The Smoke Shack, Seward
This is my local spot. It’s set up in an old Alaskan Railroad train car with eight tables where you might be able to squeeze a four-top in if you’re really good friends. They do a great breakfast. First, they smoke all the meats there. The portions are ample enough to sop up any leftover bourbon from the night before. The breakfast burrito will put you right back on the couch and the huevos rancheros with green chile will make you feel as though last night was totally worth it. It gets busy in there and sometimes it’s like they cook only one dish at a time—but good things come to those who wait. It’s just harder when you’re hangry. They also make their own barbecue sauces if you want to step it up.
The Talkeetna Roadhouse, Talkeetna
This place reeks of sourdough. The story I heard was that they use a strain they found in a basement, from 1902. Serving as a base for climbing Denali, Talkeetna has been hosting big breakfasts in the same old house since 1917. The sourdough pancakes are ridiculous and bigger than the plates, the huge-ass cinnamon rolls are legendary, the biscuits and gravy come into my top three best ever. Hint: The thick pepper bacon can be stuffed in your pocket for later as you walk around town (watch out for bears). Their "Rudy in a Parka"—reindeer sausage with cheese baked in potato dough—gets brought back to Seward by the bagful and handed out like candy to all the restaurant-industry folks.
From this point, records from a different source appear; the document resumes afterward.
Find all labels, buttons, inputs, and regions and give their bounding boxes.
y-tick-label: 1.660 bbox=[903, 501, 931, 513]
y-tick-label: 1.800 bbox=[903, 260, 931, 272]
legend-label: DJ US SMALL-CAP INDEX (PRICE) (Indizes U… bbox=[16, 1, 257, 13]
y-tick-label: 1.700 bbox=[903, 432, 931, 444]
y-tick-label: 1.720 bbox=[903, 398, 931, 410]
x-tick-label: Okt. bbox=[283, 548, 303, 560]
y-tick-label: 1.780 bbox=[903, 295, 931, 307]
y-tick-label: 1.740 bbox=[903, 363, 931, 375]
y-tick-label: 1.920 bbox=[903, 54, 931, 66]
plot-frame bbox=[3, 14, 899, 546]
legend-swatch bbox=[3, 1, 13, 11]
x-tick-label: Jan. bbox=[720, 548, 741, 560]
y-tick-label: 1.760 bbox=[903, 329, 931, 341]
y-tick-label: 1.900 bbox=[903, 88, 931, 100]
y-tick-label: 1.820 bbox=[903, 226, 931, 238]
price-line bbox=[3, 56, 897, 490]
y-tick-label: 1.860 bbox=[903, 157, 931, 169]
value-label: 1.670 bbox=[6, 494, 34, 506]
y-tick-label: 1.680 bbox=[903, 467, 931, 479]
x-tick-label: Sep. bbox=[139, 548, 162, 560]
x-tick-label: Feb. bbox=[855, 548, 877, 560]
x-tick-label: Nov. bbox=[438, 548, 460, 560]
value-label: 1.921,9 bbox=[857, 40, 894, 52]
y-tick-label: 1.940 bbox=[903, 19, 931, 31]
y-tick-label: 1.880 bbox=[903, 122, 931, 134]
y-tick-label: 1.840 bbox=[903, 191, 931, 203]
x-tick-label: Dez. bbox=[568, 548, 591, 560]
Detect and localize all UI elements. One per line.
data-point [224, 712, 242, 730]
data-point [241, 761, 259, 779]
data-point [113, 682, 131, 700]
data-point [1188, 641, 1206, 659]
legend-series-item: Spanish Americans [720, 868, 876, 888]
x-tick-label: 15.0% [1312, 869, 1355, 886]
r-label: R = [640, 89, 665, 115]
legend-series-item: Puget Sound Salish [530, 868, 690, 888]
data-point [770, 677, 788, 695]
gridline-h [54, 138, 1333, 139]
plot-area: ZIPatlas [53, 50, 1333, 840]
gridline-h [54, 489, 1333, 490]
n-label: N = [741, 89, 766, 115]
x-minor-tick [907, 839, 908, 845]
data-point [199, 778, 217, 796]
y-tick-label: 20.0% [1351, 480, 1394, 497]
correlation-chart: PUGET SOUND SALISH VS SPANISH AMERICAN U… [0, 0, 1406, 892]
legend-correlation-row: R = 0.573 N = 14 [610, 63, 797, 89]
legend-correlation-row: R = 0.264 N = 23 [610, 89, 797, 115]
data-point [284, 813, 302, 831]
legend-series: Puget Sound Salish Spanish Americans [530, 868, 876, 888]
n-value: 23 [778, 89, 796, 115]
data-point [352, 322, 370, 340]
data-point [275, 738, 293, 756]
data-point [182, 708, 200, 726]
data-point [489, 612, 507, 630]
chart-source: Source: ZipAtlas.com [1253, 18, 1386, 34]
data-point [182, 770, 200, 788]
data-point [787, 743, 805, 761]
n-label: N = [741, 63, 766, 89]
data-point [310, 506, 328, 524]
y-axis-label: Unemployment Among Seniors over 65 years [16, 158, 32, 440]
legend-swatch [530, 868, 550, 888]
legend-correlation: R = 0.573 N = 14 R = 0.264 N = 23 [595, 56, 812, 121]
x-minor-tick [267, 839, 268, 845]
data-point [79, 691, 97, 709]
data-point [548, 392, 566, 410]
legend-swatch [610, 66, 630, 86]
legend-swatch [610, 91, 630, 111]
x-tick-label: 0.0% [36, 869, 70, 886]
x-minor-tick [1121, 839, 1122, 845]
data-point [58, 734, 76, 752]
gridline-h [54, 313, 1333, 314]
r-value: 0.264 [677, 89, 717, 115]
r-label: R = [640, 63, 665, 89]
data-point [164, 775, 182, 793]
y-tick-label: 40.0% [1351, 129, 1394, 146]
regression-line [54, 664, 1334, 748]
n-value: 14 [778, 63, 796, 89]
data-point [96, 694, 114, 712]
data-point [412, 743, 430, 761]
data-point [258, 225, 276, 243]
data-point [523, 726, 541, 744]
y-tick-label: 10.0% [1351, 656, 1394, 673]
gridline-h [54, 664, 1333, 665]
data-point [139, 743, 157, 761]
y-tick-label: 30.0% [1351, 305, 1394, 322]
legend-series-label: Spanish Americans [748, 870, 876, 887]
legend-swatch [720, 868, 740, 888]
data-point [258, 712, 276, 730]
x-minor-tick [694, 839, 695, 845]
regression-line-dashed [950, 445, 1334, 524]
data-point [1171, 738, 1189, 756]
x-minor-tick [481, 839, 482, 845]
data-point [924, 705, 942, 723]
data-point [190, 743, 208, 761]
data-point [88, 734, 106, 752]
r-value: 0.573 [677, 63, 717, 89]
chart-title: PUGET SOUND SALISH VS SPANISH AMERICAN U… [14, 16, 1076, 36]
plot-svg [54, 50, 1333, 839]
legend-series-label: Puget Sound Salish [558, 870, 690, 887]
Everyone sits family-style so there are always interesting conversations to be had, and I can't think of a better place to eat that kind of breakfast on a -20°F Alaskan winter day after drinking local stouts and IPAs.
The Bake Shop, Girdwood
I worked here one summer when I was a snowboard bum in Girdwood. The guy who owned it was an executive chef at Squaw Valley and opened the restaurants at the resort. When he bought bake shop, he didn't change a thing. We had some great talks that summer about cooking and restaurant business, he gave me some of the best advice that has stuck with me over the years, and now that I have my own place I still make it a point. He said it’s okay to make fish and chips, a burger, hot dogs—just make it the best one out there. It’s simple, solid advice and it’s exactly what he’s done in the this little ski town. There is an awesome breakfast potato plate with tons of veggies and shredded fontina. He makes sourdough pancakes, homemade jams and marmalade, fresh sweet rolls that Cinnabon wishes they could make, and even his own sliced sourdough bread loaves.
Ski towns are not coy about morning hangovers, so the breakfasts are great. But the bottomless bowls of soups like African groundnut stew and Szegedin goulash—all made with fresh stock and served with a fresh bun and butter—are a cure-all.
Erik Slater is the chef/owner of Seward Brewery.